空気と人的ネットワークの病根は、
日本組織の閉塞感と裏返しの関係

 以上、『失敗の本質』で指摘された2つの失敗要因について考察してきましたが、ではこの日本的組織の病根を打開する方法はあるのでしょうか。

 筆者は、正しい戦略思考が日本組織と日本人のあいだに定着することこそが、その一番の打開策になると考えています。大きな理由の一つは、2つの失敗要因が破綻を生み出すほど根を張る組織は、必ず閉塞感に覆われているからです。

 成果が上がらない、負けが続いている閉塞感を打破できないと、誤った方向として「現実との接点を失い始めて」空気や人的ネットワークによる不正な意思決定にいつしか傾いてしまいます。現実との接点を失えば、トップやその組織はやがて「妄想の世界に入る」ことになります。しかし、それは組織の外の世界である現実の前には、木端微塵に吹き飛んでしまう、いわば砂上の楼閣なのです。

 筆者は、書籍『「超」入門 失敗の本質』で、戦略策定とイノベーションの関係を次のように定義しました。

【戦略とは何か】
・戦略とは追いかける指標である
・戦略策定とは、組織が追求する指標を決めることである

【イノベーションの3ステップ】
(1)既存の指標を発見すること
(2)敵の指標を無効化すること
(3)新しい指標を導入して戦うこと

 燃費が良い自動車が売れているのは事実です。しかし、人気車になるには「燃費の追求」が唯一の指標でしょうか? そんなことはありません。新たな指標の有効性を証明している自動車メーカーがあります。例えば、マツダとスバルという日本の中堅自動車メーカーです。

 フォードと提携、傘下となったのちのマツダは、ブランドイメージを統一して現在では「スポーティーさ」「デザインの良さ」「SKYACTIVEなどの革新性」を主体に押し出しており、結果として好決算を続けています。スバルはトヨタ資本が導入されたのち、非トヨタ化の独自路線を模索して、現在では衝突予防装置のアイサイトや、北米を意識したボディデザインなど、新しい指標を追求しています。今年2月に発表された第3四半期の決算では、売上高2兆4186億円(前年同期比+17.4%)、経常利益4340億円(+50.5%)と発表されました。
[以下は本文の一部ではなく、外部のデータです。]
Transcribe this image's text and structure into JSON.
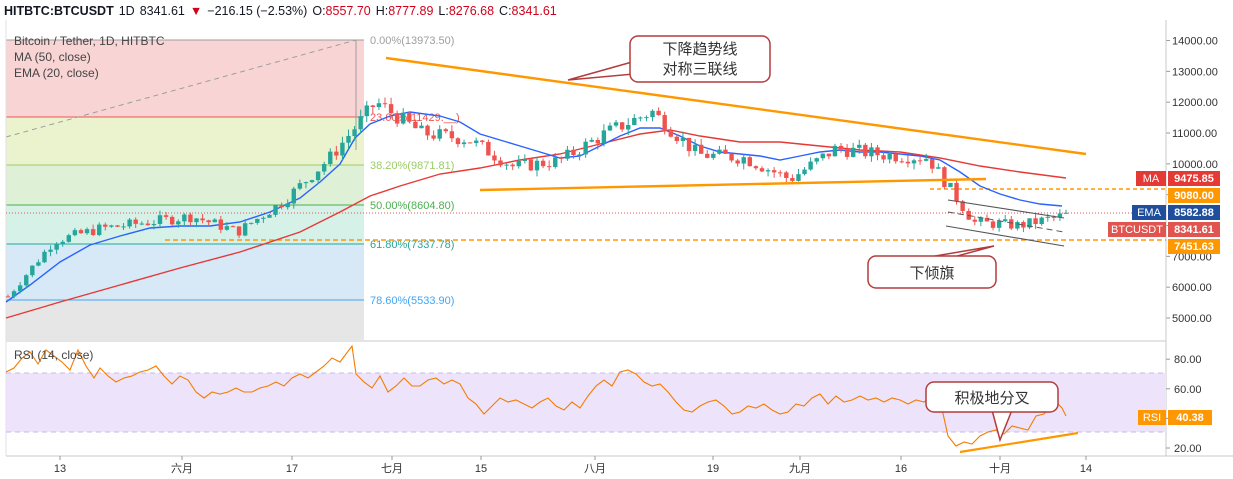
{
  "header": {
    "symbol": "HITBTC:BTCUSDT",
    "interval": "1D",
    "last": "8341.61",
    "arrow": "▼",
    "change": "−216.15 (−2.53%)",
    "o_label": "O:",
    "o_value": "8557.70",
    "h_label": "H:",
    "h_value": "8777.89",
    "l_label": "L:",
    "l_value": "8276.68",
    "c_label": "C:",
    "c_value": "8341.61"
  },
  "legend": {
    "title": "Bitcoin / Tether, 1D, HITBTC",
    "ma": "MA (50, close)",
    "ema": "EMA (20, close)",
    "rsi": "RSI (14, close)"
  },
  "annotations": {
    "triangle_line1": "下降趋势线",
    "triangle_line2": "对称三联线",
    "flag": "下倾旗",
    "divergence": "积极地分叉"
  },
  "price_tags": {
    "ma": {
      "name": "MA",
      "value": "9475.85",
      "color": "#e53935"
    },
    "level_9080": {
      "value": "9080.00",
      "color": "#ff9800"
    },
    "ema": {
      "name": "EMA",
      "value": "8582.88",
      "color": "#1e4e9c"
    },
    "last": {
      "name": "BTCUSDT",
      "value": "8341.61",
      "color": "#e0554f"
    },
    "level_7451": {
      "value": "7451.63",
      "color": "#ff9800"
    },
    "rsi": {
      "name": "RSI",
      "value": "40.38",
      "color": "#ff9800"
    }
  },
  "colors": {
    "up": "#26a69a",
    "down": "#ef5350",
    "ma": "#e53935",
    "ema": "#2962ff",
    "trend": "#ff9800",
    "rsi": "#f57c00",
    "annotation_border": "#b33b3b"
  },
  "chart_data": [
    {
      "type": "candlestick",
      "title": "Bitcoin / Tether, 1D, HITBTC",
      "y_axis": {
        "ticks": [
          5000,
          6000,
          7000,
          8000,
          9000,
          10000,
          11000,
          12000,
          13000,
          14000
        ],
        "tick_labels": [
          "5000.00",
          "6000.00",
          "7000.00",
          "8000.00",
          "9000.00",
          "10000.00",
          "11000.00",
          "12000.00",
          "13000.00",
          "14000.00"
        ],
        "range": [
          4000,
          14400
        ]
      },
      "x_axis": {
        "tick_labels": [
          "13",
          "六月",
          "17",
          "七月",
          "15",
          "八月",
          "19",
          "九月",
          "16",
          "十月",
          "14"
        ]
      },
      "fibonacci": [
        {
          "ratio": "0.00%",
          "price": 13973.5,
          "label": "0.00%(13973.50)"
        },
        {
          "ratio": "23.60%",
          "price": 11429,
          "label": "23.60%(11429.__)"
        },
        {
          "ratio": "38.20%",
          "price": 9871.81,
          "label": "38.20%(9871.81)"
        },
        {
          "ratio": "50.00%",
          "price": 8604.8,
          "label": "50.00%(8604.80)"
        },
        {
          "ratio": "61.80%",
          "price": 7337.78,
          "label": "61.80%(7337.78)"
        },
        {
          "ratio": "78.60%",
          "price": 5533.9,
          "label": "78.60%(5533.90)"
        }
      ],
      "series": [
        {
          "name": "BTCUSDT",
          "x": [
            "05-01",
            "05-08",
            "05-15",
            "05-22",
            "05-29",
            "06-05",
            "06-12",
            "06-19",
            "06-26",
            "07-03",
            "07-10",
            "07-17",
            "07-24",
            "07-31",
            "08-07",
            "08-14",
            "08-21",
            "08-28",
            "09-04",
            "09-11",
            "09-18",
            "09-25",
            "10-02",
            "10-09"
          ],
          "close": [
            5700,
            7500,
            7900,
            8100,
            8300,
            7800,
            8800,
            10200,
            12000,
            11000,
            10800,
            9900,
            10100,
            11000,
            11700,
            10300,
            10200,
            9500,
            10500,
            10300,
            10200,
            8100,
            8000,
            8341.61
          ]
        },
        {
          "name": "MA (50, close)",
          "x": [
            "05-01",
            "06-01",
            "07-01",
            "08-01",
            "09-01",
            "10-01",
            "10-10"
          ],
          "values": [
            5300,
            6700,
            8500,
            9900,
            10400,
            10000,
            9475.85
          ]
        },
        {
          "name": "EMA (20, close)",
          "x": [
            "05-01",
            "06-01",
            "07-01",
            "08-01",
            "09-01",
            "10-01",
            "10-10"
          ],
          "values": [
            5600,
            7700,
            10500,
            10400,
            10000,
            8800,
            8582.88
          ]
        }
      ],
      "levels": [
        9080.0,
        7451.63
      ]
    },
    {
      "type": "line",
      "title": "RSI (14, close)",
      "y_axis": {
        "ticks": [
          20,
          40,
          60,
          80
        ],
        "tick_labels": [
          "20.00",
          "40.00",
          "60.00",
          "80.00"
        ],
        "range": [
          12,
          96
        ],
        "bands": [
          30,
          70
        ]
      },
      "series": [
        {
          "name": "RSI (14, close)",
          "x": [
            "05-01",
            "05-15",
            "06-01",
            "06-15",
            "07-01",
            "07-15",
            "08-01",
            "08-15",
            "09-01",
            "09-15",
            "09-24",
            "10-01",
            "10-10"
          ],
          "values": [
            70,
            80,
            62,
            66,
            88,
            52,
            63,
            47,
            50,
            53,
            28,
            24,
            40.38
          ]
        }
      ]
    }
  ]
}
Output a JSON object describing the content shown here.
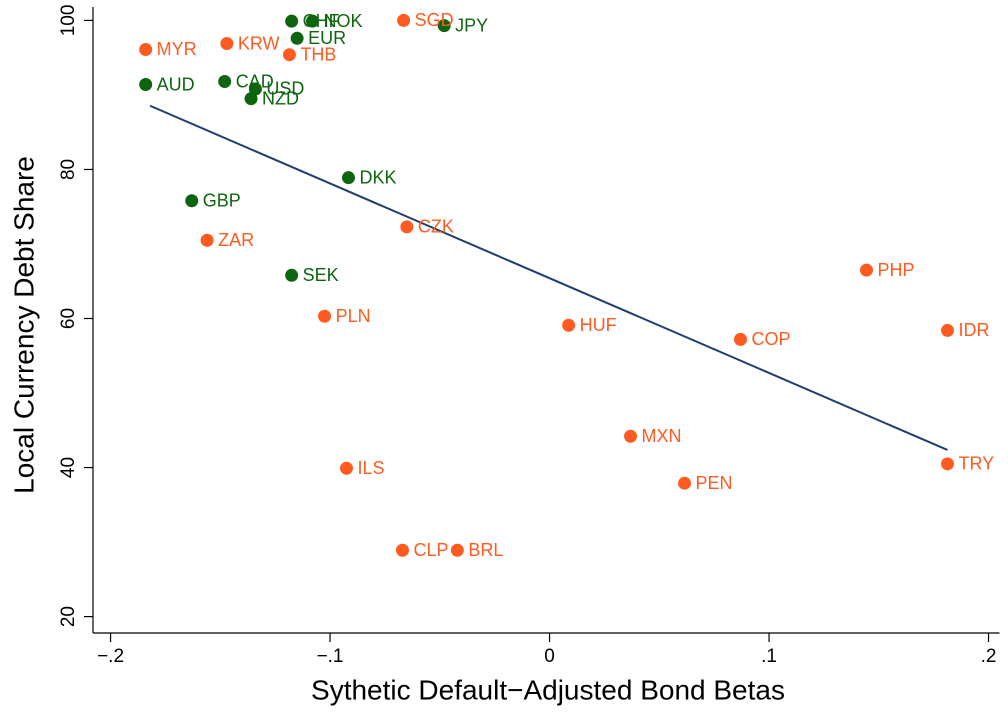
{
  "chart_data": {
    "type": "scatter",
    "x_label": "Sythetic Default−Adjusted Bond Betas",
    "y_label": "Local Currency Debt Share",
    "xlim": [
      -0.208,
      0.205
    ],
    "ylim": [
      17.8,
      101.8
    ],
    "xticks": [
      {
        "value": -0.2,
        "label": "−.2"
      },
      {
        "value": -0.1,
        "label": "−.1"
      },
      0,
      {
        "value": 0.1,
        "label": ".1"
      },
      {
        "value": 0.2,
        "label": ".2"
      }
    ],
    "yticks": [
      20,
      40,
      60,
      80,
      100
    ],
    "series": [
      {
        "color": "#0f640f",
        "labels": [
          "CHF",
          "NOK",
          "EUR",
          "JPY",
          "AUD",
          "CAD",
          "USD",
          "NZD",
          "DKK",
          "GBP",
          "SEK"
        ],
        "x": [
          -0.1175,
          -0.108,
          -0.115,
          -0.048,
          -0.184,
          -0.148,
          -0.134,
          -0.136,
          -0.0916,
          -0.163,
          -0.1175
        ],
        "values": [
          99.9,
          99.9,
          97.6,
          99.3,
          91.4,
          91.8,
          90.8,
          89.5,
          78.9,
          75.8,
          65.8
        ]
      },
      {
        "color": "#ff5a1f",
        "labels": [
          "MYR",
          "KRW",
          "THB",
          "SGD",
          "CZK",
          "ZAR",
          "PLN",
          "HUF",
          "COP",
          "PHP",
          "IDR",
          "MXN",
          "PEN",
          "TRY",
          "ILS",
          "CLP",
          "BRL"
        ],
        "x": [
          -0.184,
          -0.147,
          -0.1185,
          -0.0665,
          -0.065,
          -0.156,
          -0.1025,
          0.0087,
          0.087,
          0.1444,
          0.1813,
          0.0369,
          0.0615,
          0.1813,
          -0.0925,
          -0.067,
          -0.042
        ],
        "values": [
          96.1,
          96.9,
          95.4,
          100.0,
          72.3,
          70.5,
          60.3,
          59.1,
          57.2,
          66.5,
          58.4,
          44.2,
          37.9,
          40.5,
          39.9,
          28.9,
          28.9
        ]
      }
    ],
    "fit": {
      "color": "#1f3f6e",
      "x": [
        -0.182,
        0.1813
      ],
      "values": [
        88.55,
        42.36
      ]
    }
  }
}
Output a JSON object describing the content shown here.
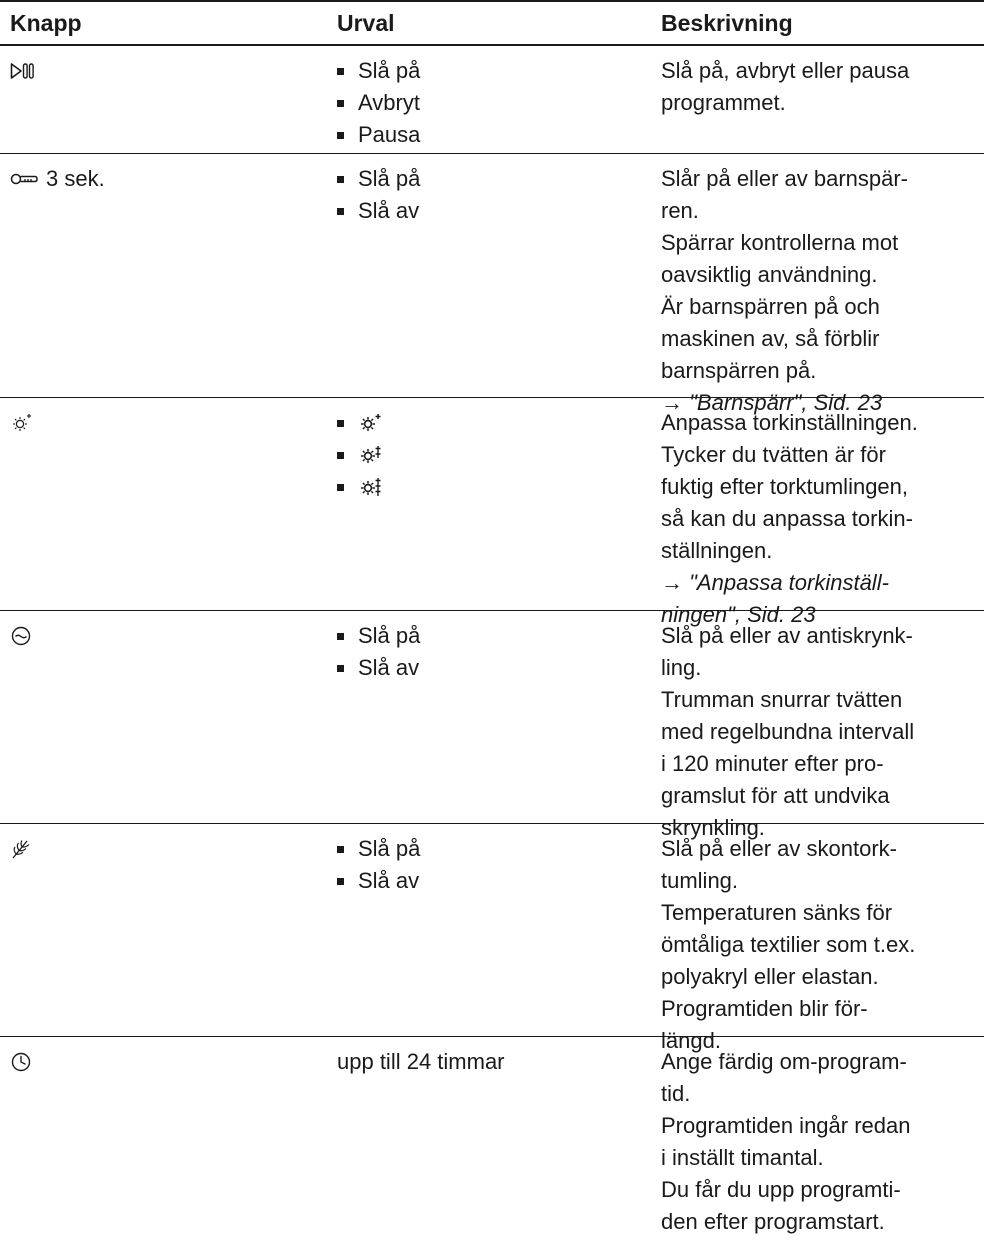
{
  "table": {
    "headers": {
      "knapp": "Knapp",
      "urval": "Urval",
      "beskrivning": "Beskrivning"
    },
    "rows": [
      {
        "knapp_icon": "play-pause-icon",
        "knapp_text": "",
        "urval": [
          "Slå på",
          "Avbryt",
          "Pausa"
        ],
        "beskrivning": [
          "Slå på, avbryt eller pausa",
          "programmet."
        ]
      },
      {
        "knapp_icon": "key-icon",
        "knapp_text": "3 sek.",
        "urval": [
          "Slå på",
          "Slå av"
        ],
        "beskrivning": [
          "Slår på eller av barnspär-",
          "ren.",
          "Spärrar kontrollerna mot",
          "oavsiktlig användning.",
          "Är barnspärren på och",
          "maskinen av, så förblir",
          "barnspärren på."
        ],
        "ref": {
          "arrow": "→",
          "text": "\"Barnspärr\", Sid. 23"
        }
      },
      {
        "knapp_icon": "dryness-icon",
        "knapp_text": "",
        "urval_icons": [
          "dryness-level-1-icon",
          "dryness-level-2-icon",
          "dryness-level-3-icon"
        ],
        "beskrivning": [
          "Anpassa torkinställningen.",
          "Tycker du tvätten är för",
          "fuktig efter torktumlingen,",
          "så kan du anpassa torkin-",
          "ställningen."
        ],
        "ref": {
          "arrow": "→",
          "text": "\"Anpassa torkinställ-",
          "text2": "ningen\", Sid. 23"
        }
      },
      {
        "knapp_icon": "anti-crease-icon",
        "knapp_text": "",
        "urval": [
          "Slå på",
          "Slå av"
        ],
        "beskrivning": [
          "Slå på eller av antiskrynk-",
          "ling.",
          "Trumman snurrar tvätten",
          "med regelbundna intervall",
          "i 120 minuter efter pro-",
          "gramslut för att undvika",
          "skrynkling."
        ]
      },
      {
        "knapp_icon": "gentle-dry-icon",
        "knapp_text": "",
        "urval": [
          "Slå på",
          "Slå av"
        ],
        "beskrivning": [
          "Slå på eller av skontork-",
          "tumling.",
          "Temperaturen sänks för",
          "ömtåliga textilier som t.ex.",
          "polyakryl eller elastan.",
          "Programtiden blir för-",
          "längd."
        ]
      },
      {
        "knapp_icon": "clock-icon",
        "knapp_text": "",
        "urval_text": "upp till 24 timmar",
        "beskrivning": [
          "Ange färdig om-program-",
          "tid.",
          "Programtiden ingår redan",
          "i inställt timantal.",
          "Du får du upp programti-",
          "den efter programstart."
        ]
      }
    ]
  }
}
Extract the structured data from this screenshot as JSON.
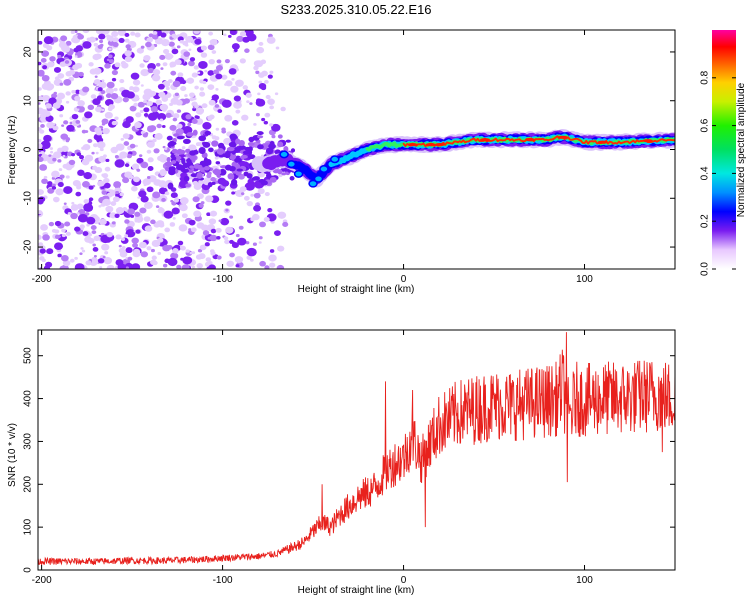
{
  "title": "S233.2025.310.05.22.E16",
  "chart_data": [
    {
      "type": "heatmap",
      "name": "spectrogram",
      "xlabel": "Height of straight line (km)",
      "ylabel": "Frequency (Hz)",
      "xlim": [
        -202,
        150
      ],
      "ylim": [
        -24.5,
        24.5
      ],
      "xticks": [
        -200,
        -100,
        0,
        100
      ],
      "yticks": [
        -20,
        -10,
        0,
        10,
        20
      ],
      "noise_region_x": [
        -202,
        -65
      ],
      "ridge": {
        "x": [
          -75,
          -65,
          -55,
          -48,
          -40,
          -30,
          -20,
          -10,
          0,
          10,
          20,
          40,
          60,
          80,
          85,
          90,
          100,
          120,
          150
        ],
        "freq": [
          -3,
          -2,
          -4,
          -6,
          -3,
          -1.5,
          0,
          1,
          1,
          1,
          1,
          2,
          2,
          2,
          2.5,
          2.5,
          1.5,
          1.5,
          2
        ]
      },
      "colorbar": {
        "label": "Normalized spectral amplitude",
        "range": [
          0,
          1
        ],
        "ticks": [
          0.0,
          0.2,
          0.4,
          0.6,
          0.8
        ],
        "tick_labels": [
          "0.0",
          "0.2",
          "0.4",
          "0.6",
          "0.8"
        ]
      }
    },
    {
      "type": "line",
      "name": "snr",
      "xlabel": "Height of straight line (km)",
      "ylabel": "SNR (10 * v/v)",
      "xlim": [
        -202,
        150
      ],
      "ylim": [
        0,
        560
      ],
      "xticks": [
        -200,
        -100,
        0,
        100
      ],
      "yticks": [
        0,
        100,
        200,
        300,
        400,
        500
      ],
      "color": "#e8211d",
      "series": [
        {
          "name": "SNR",
          "x": [
            -202,
            -190,
            -170,
            -150,
            -130,
            -110,
            -100,
            -90,
            -80,
            -70,
            -60,
            -55,
            -50,
            -45,
            -40,
            -35,
            -30,
            -25,
            -20,
            -15,
            -10,
            -5,
            0,
            5,
            10,
            15,
            20,
            25,
            30,
            40,
            50,
            60,
            70,
            80,
            85,
            88,
            90,
            92,
            95,
            100,
            110,
            120,
            130,
            140,
            150
          ],
          "values": [
            20,
            20,
            20,
            22,
            22,
            25,
            28,
            30,
            32,
            38,
            55,
            65,
            90,
            110,
            100,
            130,
            150,
            170,
            180,
            195,
            230,
            250,
            260,
            310,
            255,
            300,
            340,
            350,
            365,
            375,
            385,
            385,
            390,
            395,
            400,
            430,
            380,
            360,
            400,
            395,
            400,
            400,
            405,
            410,
            400
          ]
        }
      ],
      "spikes": [
        {
          "x": -45,
          "value": 200
        },
        {
          "x": -10,
          "value": 440
        },
        {
          "x": 5,
          "value": 420
        },
        {
          "x": 12,
          "value": 100
        },
        {
          "x": 90,
          "value": 555
        },
        {
          "x": 90.5,
          "value": 205
        },
        {
          "x": 143,
          "value": 275
        },
        {
          "x": 147,
          "value": 440
        }
      ]
    }
  ]
}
 企業が対外的に高い評価を受けるには、決算数字も重要ですが、リバイバルプランなどの再生・改善計画がしっかりしており、効果的なものと認められることでも可能です。東芝の経営陣が今回の会計処理問題の初期に、このような新しい指標を会社の方針として導入し、自ら対策とともに発表をしていたらどうなっていたか。

 日本企業は戦略策定や、戦略転換(イノベーション)が苦手だと言われています。燃費が売れるために重要だと考えれば、横並びになっても燃費だけを追いかけてしまう。今の業務努力だけでは、業績を改善できないことが現実からわかっていても「同じ努力を続ける」ことにこだわり、他の指標を導入する戦略転換に思い至らない。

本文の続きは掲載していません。